Tangan mungilnya yang memijat lembut kedua lenganku. Kain waslap dengan air hangat yang dia gunakan untuk menyeka wajahku.
Apakah perasaan ini bernama rindu. Kemana Fara. Aku malu untuk menanyakannya pada petugas yang setiap hari berkunjung ke kamarku.
Mas Aris petugas fisioterapi memberiku semangat. Dia mengatakan di minggu kedua ini, aku mengalami banyak kemajuan dan sudah bisa memakai kursi roda.
Untuk mengangkat beban berat dan sampai bisa berjalan dengan sempurna, mungkin aku harus bershabar sampai tiga bulan ke depan. Aku menuruti semua nasihat dokter dan terapisku.
Fara, aku ingin membuat kejutan untuk kamu. Aku sudah hampir sembuh.
Dokter Spesialis Kulit juga ikut merawatku. Membantu pemulihan luka di wajahku yang perlahan mulai tidak tampak bekasnya. Aku benar-benar memiliki semangat hidup yang baru, setelah sebelumnya terpuruk.

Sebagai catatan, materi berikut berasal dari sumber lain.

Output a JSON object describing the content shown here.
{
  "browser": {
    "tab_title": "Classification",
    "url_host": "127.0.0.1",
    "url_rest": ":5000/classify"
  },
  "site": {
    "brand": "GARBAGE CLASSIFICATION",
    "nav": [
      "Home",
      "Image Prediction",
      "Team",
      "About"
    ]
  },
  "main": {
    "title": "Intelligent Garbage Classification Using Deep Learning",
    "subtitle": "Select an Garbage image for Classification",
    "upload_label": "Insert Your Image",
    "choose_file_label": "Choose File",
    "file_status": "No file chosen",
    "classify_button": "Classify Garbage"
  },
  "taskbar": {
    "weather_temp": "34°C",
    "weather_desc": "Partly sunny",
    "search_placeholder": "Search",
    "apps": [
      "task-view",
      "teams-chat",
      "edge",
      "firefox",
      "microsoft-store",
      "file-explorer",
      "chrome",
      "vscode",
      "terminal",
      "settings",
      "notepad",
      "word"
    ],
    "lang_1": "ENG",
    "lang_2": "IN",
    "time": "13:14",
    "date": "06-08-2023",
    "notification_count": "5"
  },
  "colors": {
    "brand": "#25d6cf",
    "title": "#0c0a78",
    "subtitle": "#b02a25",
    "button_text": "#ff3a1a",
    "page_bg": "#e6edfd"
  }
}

Selesai petugas kebersihan pamit keluar dari kamar, terdengar seseorang mengetuk pintu. Wajah Pak Wisman, muncul dari balik pintu.
Sejak aku mulai sadar dan bisa berkomunikasi melalui ponsel, aku terus berhubungan intens dengan Pak Wisman, pengacara sekaligus orang kepercayaanku.
![](https://img.wattpad.com/cover/202747337-288-k201700.jpg)
KAMU SEDANG MEMBACA
LOVE NEEDS NO REASON
Romance(BELUM REVISI) Di kala takdir hampir berkali-kali mempertemukan mereka, di kala itu pula mereka akhirnya dipertemukan oleh Pemilik semesta. Zavi vs Fara. "Mau tahu alasan gue mau nikahi Lu?" Zavi bertanya dan Fara menanggapi dengan malas. "Kenapa...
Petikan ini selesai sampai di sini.